Unbekannte Verfolgungsschicksale

Seminarstraße 3:

Alfred Stiendel und Günther Pollacks

In diesem Gebäude befindet sich heute das Romanische Seminar der Universität Heidelberg. Bis 1968 diente das Gebäude als Amtsgericht. Während des Krieges war es zudem Sitz des Militärgerichts des Kommandeurs der Panzertruppen XII.

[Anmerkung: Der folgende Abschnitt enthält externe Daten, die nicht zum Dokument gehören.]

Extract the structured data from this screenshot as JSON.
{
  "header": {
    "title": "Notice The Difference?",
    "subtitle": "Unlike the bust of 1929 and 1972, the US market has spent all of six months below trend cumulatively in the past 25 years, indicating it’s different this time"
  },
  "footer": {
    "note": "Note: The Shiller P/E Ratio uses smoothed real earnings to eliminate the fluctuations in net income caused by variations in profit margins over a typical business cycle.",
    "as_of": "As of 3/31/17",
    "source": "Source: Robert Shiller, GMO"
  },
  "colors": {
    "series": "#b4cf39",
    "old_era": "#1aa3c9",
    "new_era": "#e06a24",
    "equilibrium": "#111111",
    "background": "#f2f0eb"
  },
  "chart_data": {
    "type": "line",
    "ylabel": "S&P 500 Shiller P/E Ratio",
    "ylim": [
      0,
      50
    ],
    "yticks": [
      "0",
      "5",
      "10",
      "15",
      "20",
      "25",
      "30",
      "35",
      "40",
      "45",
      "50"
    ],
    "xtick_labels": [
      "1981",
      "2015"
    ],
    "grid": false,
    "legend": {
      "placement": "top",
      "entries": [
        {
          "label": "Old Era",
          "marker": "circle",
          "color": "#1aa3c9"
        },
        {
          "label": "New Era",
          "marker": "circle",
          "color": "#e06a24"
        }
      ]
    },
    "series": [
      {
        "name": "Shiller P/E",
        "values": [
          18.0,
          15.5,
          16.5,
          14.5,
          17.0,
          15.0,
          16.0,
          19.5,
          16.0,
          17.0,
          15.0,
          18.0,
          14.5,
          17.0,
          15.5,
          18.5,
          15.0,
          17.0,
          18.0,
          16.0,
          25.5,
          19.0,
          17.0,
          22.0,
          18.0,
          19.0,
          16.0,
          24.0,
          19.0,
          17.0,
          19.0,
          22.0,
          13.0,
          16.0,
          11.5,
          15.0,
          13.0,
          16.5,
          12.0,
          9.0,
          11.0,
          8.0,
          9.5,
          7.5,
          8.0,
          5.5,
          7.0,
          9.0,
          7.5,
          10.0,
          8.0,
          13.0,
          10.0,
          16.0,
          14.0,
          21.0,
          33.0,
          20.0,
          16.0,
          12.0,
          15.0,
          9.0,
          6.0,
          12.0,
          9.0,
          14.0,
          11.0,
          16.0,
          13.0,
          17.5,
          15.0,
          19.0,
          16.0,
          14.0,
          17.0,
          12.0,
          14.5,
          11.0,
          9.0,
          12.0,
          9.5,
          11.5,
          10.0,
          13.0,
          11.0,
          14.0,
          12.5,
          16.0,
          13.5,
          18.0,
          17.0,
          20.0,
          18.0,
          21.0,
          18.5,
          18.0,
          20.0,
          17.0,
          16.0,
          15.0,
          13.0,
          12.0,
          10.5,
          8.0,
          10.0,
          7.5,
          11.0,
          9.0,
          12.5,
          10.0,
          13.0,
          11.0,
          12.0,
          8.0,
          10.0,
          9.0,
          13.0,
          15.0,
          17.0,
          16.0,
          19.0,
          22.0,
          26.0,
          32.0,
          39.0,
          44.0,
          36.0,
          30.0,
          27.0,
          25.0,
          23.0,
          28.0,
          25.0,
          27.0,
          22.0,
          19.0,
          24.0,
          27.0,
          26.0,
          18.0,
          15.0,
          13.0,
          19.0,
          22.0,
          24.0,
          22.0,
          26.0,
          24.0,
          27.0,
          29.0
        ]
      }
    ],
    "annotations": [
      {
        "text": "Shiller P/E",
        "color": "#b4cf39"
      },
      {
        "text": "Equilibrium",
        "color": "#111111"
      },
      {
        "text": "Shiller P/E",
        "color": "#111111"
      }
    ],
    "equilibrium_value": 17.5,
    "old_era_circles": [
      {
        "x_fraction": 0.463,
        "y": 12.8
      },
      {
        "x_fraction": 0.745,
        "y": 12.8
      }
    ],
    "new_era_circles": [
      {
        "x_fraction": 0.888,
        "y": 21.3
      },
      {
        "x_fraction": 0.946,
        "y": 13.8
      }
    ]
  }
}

Am 24.03.1945 hatte sich die deutsche Front auf dem linken Rheinufer aufgelöst. Die Truppenteile zogen sich zwischen Mainz und Speyer auf die andere Rheinseite zurück. Das bedeutete: Die Gegner Deutschlands marschierten jetzt in das Kerngebiet des Reichs. Die Nationalsozialisten reagierten darauf mit Durchhalteparolen und Drohungen, auch gegenüber den eigenen Soldaten. Sie glaubten, dass die Angst vor Bestrafung ihre Kampfkraft stärken und dies doch noch dazu führen würde, dass Deutschland den Krieg gewinne. Ein Befehl Adolf Hitlers vom 18.01.1945 bestimmte, dass Soldaten, die getrennt von ihrer Einheit angetroffen wurden, sofort erschossen werden konnten. Gegen Kriegsende gab es viele solcher Soldaten. Einige davon waren desertiert, andere hatten ihre Einheit verloren oder waren auf ihrem Posten „vergessen“ worden, wieder andere waren auf dem Weg an die Front oder aus der gegnerischen Kriegsgefangenschaft geflohen. In einer Publikation, bei der es um Menschen geht, die aus oder nach Heidelberg geflohen sind, muss auch auf ihr Schicksal hingewiesen werden. Die von Hitler angeordnete Erschießung solcher Soldaten konnte durch die ordentlichen Militärgerichte, aber auch durch „fliegende Standgerichte“ geschehen. Dies waren kleine Einheiten von Soldaten, die meist auf dem Motorrad unterwegs und von einem Offizier angeführt wurden. Sie konnten Menschen zum Tod verurteilen – ohne ordentliche Beweisführung, Verteidigung oder ein Recht auf Berufung. Die Verurteilten wurden meist an Ort und Stelle erschossen und danach aufgehängt. Diese Gerichte konnten natürlich nicht überall sein, und deshalb wurden viele Verfahren auch vor ordentlichen Militärgerichten durchgeführt. Diese fällten jedoch oft mildere Urteile. Ein solches Militärgericht befand sich in dem Gebäude, das auf dem folgenden Bild1 zu sehen ist – im selben Gebäude befand sich damals auch das Amtsgericht Heidelberg.


Das Militärgericht bekam am Abend des 24.03.1945 Besuch von Generalrichter Dr. Hans Boetticher. Das war der oberste Militärrichter der Heeresgruppe „G“, in deren Bereich Heidelberg damals lag. Das folgende Bild stammt aus dem Bundesarchiv.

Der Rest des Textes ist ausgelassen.